Sejarah Lembaga Kebudayaan Rakyat (Lekra)
Konferensi Pertama Lekra 1959
Tahun 1959, Lekra mengadakan konferensi nasional pertamanya di Surakarta yang turut dihadiri oleh Presiden Soekarno. Dari konferensi tersebut dihasilkan pengesahan Mukadimah Lekra yang mencantumkan peraturan dasarnya sebagai salah satu lembaga kebudayaan.
Pada kongres ini, Lekra berusaha untuk membentuk langkah-langkah serta visi berkesenian dan berkebudayaan, yaitu seni untuk rakyat dan politik adalah panglima.
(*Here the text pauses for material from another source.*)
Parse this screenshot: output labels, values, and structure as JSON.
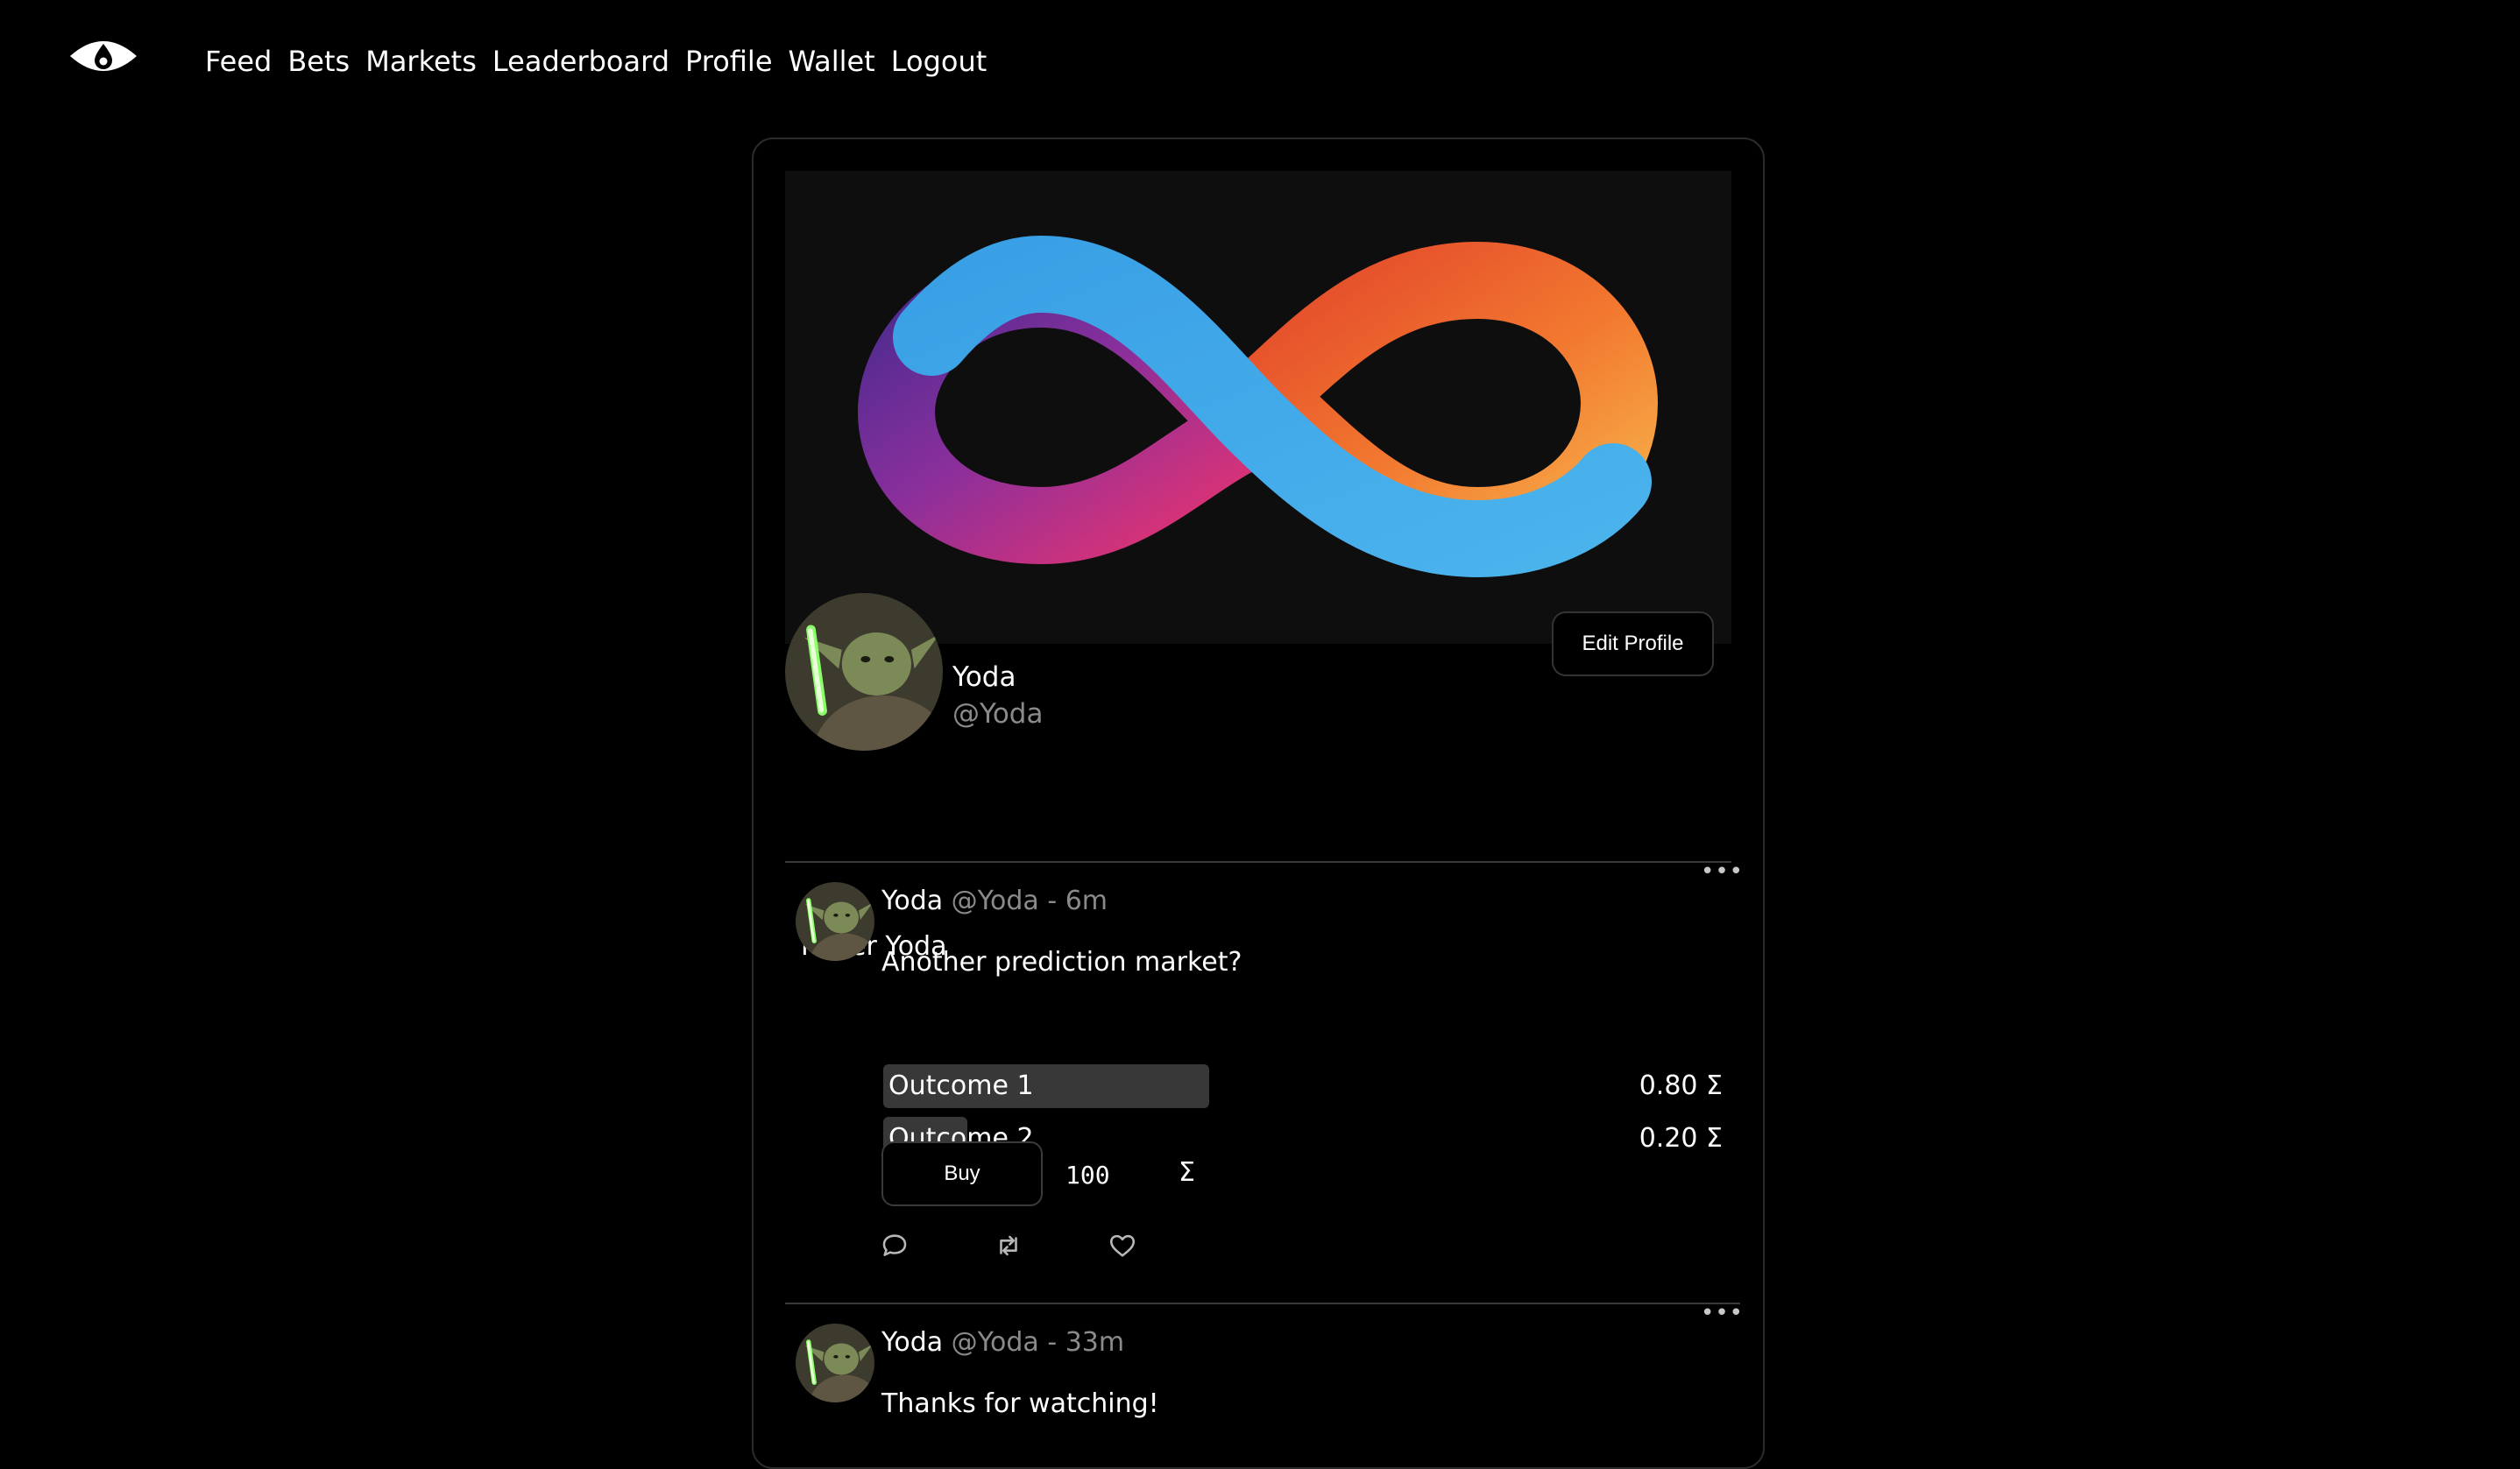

Maksud dari seni untuk rakyat adalah seni bukan hanya dinikmati oleh segelintir orang saja, melainkan juga setiap insan.
Sedangkan politik adalah panglima berarti setiap karya seni seharusnya menyampaikan aspirasi rakyat, karena, kehidupan rakyat termasuk seni, tidak lepas dari kehidupan politik.
Perkembangan Lekra
Setelah itu, Lekra melebarkan sayapnya ke masyarakat luas. Lekra terbuka untuk para buruh dan tani. Seperti SOBSI dan BTI juga diberi tempat untuk menyampaikan aspirasi dan apresiasinya terhadap kebudayaan.
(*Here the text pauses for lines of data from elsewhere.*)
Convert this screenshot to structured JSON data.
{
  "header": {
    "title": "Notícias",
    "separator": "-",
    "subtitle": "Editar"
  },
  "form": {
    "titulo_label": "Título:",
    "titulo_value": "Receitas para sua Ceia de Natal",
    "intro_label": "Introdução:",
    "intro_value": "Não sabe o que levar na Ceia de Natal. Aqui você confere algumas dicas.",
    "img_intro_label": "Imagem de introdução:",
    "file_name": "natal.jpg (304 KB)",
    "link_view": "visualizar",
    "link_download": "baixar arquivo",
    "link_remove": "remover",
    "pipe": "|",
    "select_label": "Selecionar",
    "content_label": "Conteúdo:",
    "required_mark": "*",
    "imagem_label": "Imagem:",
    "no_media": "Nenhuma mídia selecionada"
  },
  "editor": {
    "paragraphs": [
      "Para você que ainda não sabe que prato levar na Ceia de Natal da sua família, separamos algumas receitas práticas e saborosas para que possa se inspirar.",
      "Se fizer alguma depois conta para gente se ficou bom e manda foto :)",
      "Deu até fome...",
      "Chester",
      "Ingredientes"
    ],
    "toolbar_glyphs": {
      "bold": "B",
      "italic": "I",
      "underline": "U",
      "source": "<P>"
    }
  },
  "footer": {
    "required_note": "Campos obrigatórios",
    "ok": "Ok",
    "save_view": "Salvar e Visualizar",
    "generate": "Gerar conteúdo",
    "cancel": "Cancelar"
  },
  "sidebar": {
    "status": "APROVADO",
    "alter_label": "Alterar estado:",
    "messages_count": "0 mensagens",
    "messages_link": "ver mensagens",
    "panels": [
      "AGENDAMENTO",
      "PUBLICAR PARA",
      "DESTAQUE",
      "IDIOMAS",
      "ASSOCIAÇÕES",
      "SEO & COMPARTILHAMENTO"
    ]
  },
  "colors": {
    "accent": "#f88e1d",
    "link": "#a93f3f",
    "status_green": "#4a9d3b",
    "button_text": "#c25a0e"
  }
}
Kemudian, Lekra juga menerapkan Gerakan 1-5-1 yang merupakan basis dari lima kombinasi kerja, yaitu:
1. Meluas dan meninggi
2. Tinggi mutu dan ideologi
3. Tradisi baik dan kekinian revolusioner
4. Kreativitas individual dan kearifan massa
5. Realisme sosial dan romantik revolusioner
Dalam konsep “meluas meninggi”, meluas maksudnya memperluas kegiatan kesenian kebudayaan seniman Lekra ke berbagai daerah di Indonesia; Meninggi maksudnya peningkatan kualitas seni budaya yang dihasilkan oleh seniman Lekra.
Agar lima kombinasi tersebut dapat berjalan dengan baik, maka perlu dilakukan metode turun ke bawah, yaitu turun langsung melihat kondisi masyarakat.
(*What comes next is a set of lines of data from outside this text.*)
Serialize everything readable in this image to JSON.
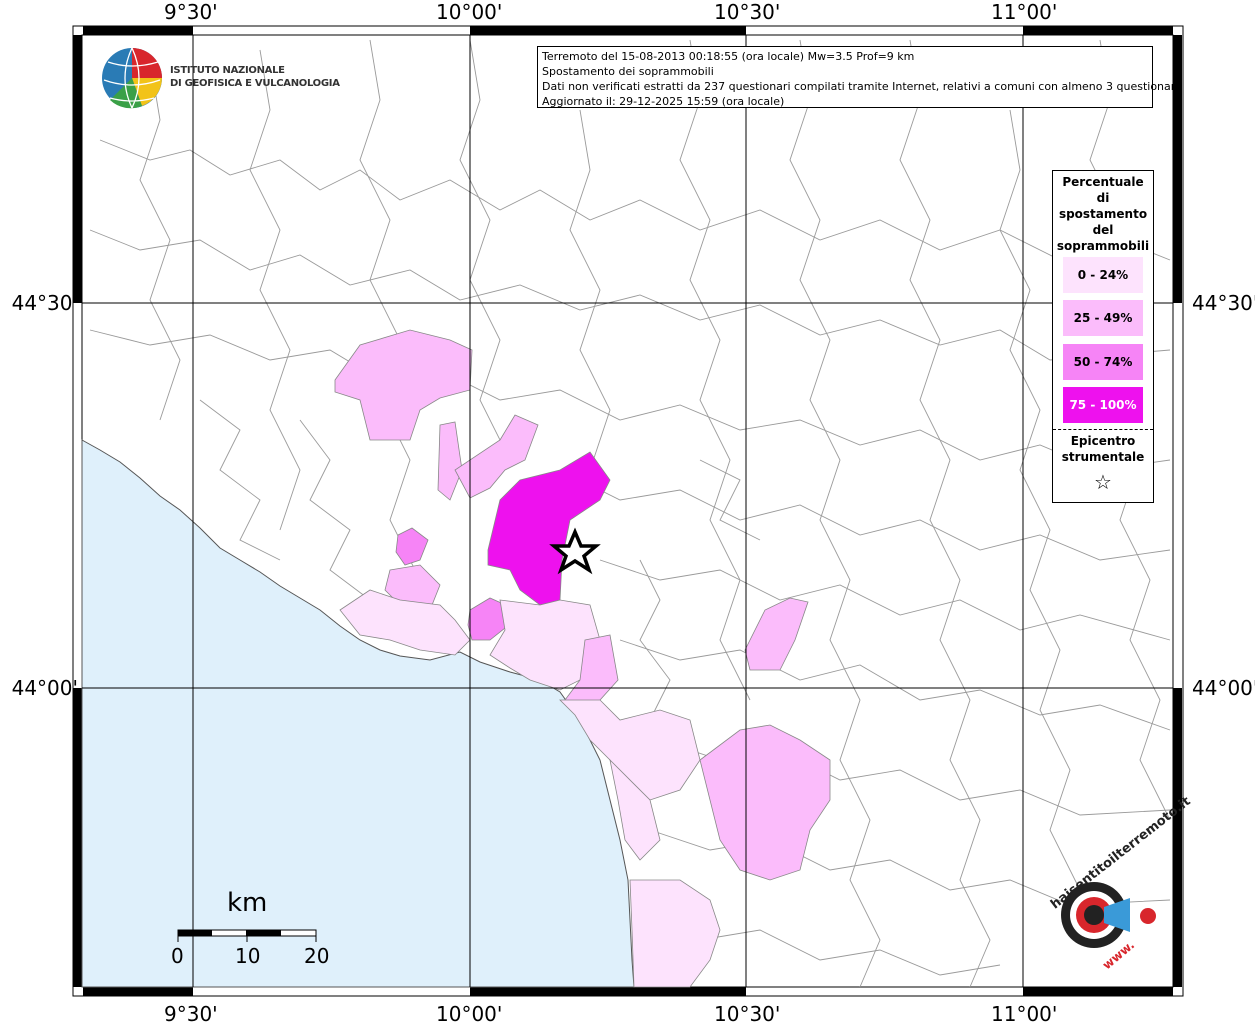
{
  "info": {
    "line1": "Terremoto del 15-08-2013 00:18:55 (ora locale) Mw=3.5 Prof=9 km",
    "line2": "Spostamento dei soprammobili",
    "line3": "Dati non verificati estratti da 237 questionari compilati tramite Internet, relativi a comuni con almeno 3 questionari.",
    "line4": "Aggiornato il: 29-12-2025 15:59 (ora locale)"
  },
  "ingv": {
    "line1": "ISTITUTO NAZIONALE",
    "line2": "DI GEOFISICA E VULCANOLOGIA"
  },
  "axes": {
    "lon_labels": [
      "9°30'",
      "10°00'",
      "10°30'",
      "11°00'"
    ],
    "lat_labels": [
      "44°30'",
      "44°00'"
    ]
  },
  "legend": {
    "title": [
      "Percentuale",
      "di",
      "spostamento",
      "del",
      "soprammobili"
    ],
    "items": [
      {
        "label": "0 - 24%",
        "color": "#fde3fd"
      },
      {
        "label": "25 - 49%",
        "color": "#fbbcfb"
      },
      {
        "label": "50 - 74%",
        "color": "#f684f6"
      },
      {
        "label": "75 - 100%",
        "color": "#ee11ee"
      }
    ],
    "epicentre": [
      "Epicentro",
      "strumentale"
    ],
    "star_symbol": "☆"
  },
  "scale": {
    "title": "km",
    "labels": [
      "0",
      "10",
      "20"
    ]
  },
  "logo": {
    "text": "haisentitoilterremoto.it",
    "url": "www."
  },
  "colors": {
    "sea": "#dff0fb",
    "grid": "#000000",
    "borders": "#9a9a9a"
  }
}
Dari nilai-nilai tersebut, karya-karya seniman Lekra lahir yang disebut realisme-sosialis. Artinya, realisme yang didasarkan pada tujuan sosialisme. Maksud realisme-sosialis adalah mempertahankan dan mengembangkan antikapitalisme internasional.
Berawal dari sinilah, Lekra kemudian memiliki kedekatan ideologis dengan Partai Komunis Indonesia (PKI). Kendati demikian, bukan berarti Lekra dikuasai oleh PKI. Kesepahaman ideologi antara Lekra dan PKI memberikan fasilitas terhadap Lekra itu sendiri.
Karya tulis seniman Lekra kerap dimuat dalam surat kabar Harian Rakjat milik PKI. Sebagai balasannya, Lekra juga memberi dukungan pada setiap acara kebudayaan PKI. Maka dari itu, Lekra dan PKI saling membutuhkan satu sama lain.
Di bidang senirupa, terdapat sejumlah seniman Lekra Indonesia yang menonjol seperti Basuki Resobowo (1916-1999), pelukis dari era revolusi 1945; Sudjojono (1913-1985), pelopor seni rupa modern Indonesia; Henk Ngantung (1921-1991), pelukis dan juga gubernur DKI (1964-1965); dan Hendra Gunawan (1918-1983) pelukis dari era revolusi 1945.
Dalam bidang seni sastra, seniman Lekra yang terkemuka antara lain Pramoedya Ananta Toer (1925-2006), Utuy Tatang Sontani (1920-1979), S. Rukiah Kertapati (1927-1996).
Dalam bidang film adalah Bachtiar Siagian (1923-2002). Dalam bidang musik adalah Sudharnoto (1925-2000), penggubah lagu mars Garuda Pancasila.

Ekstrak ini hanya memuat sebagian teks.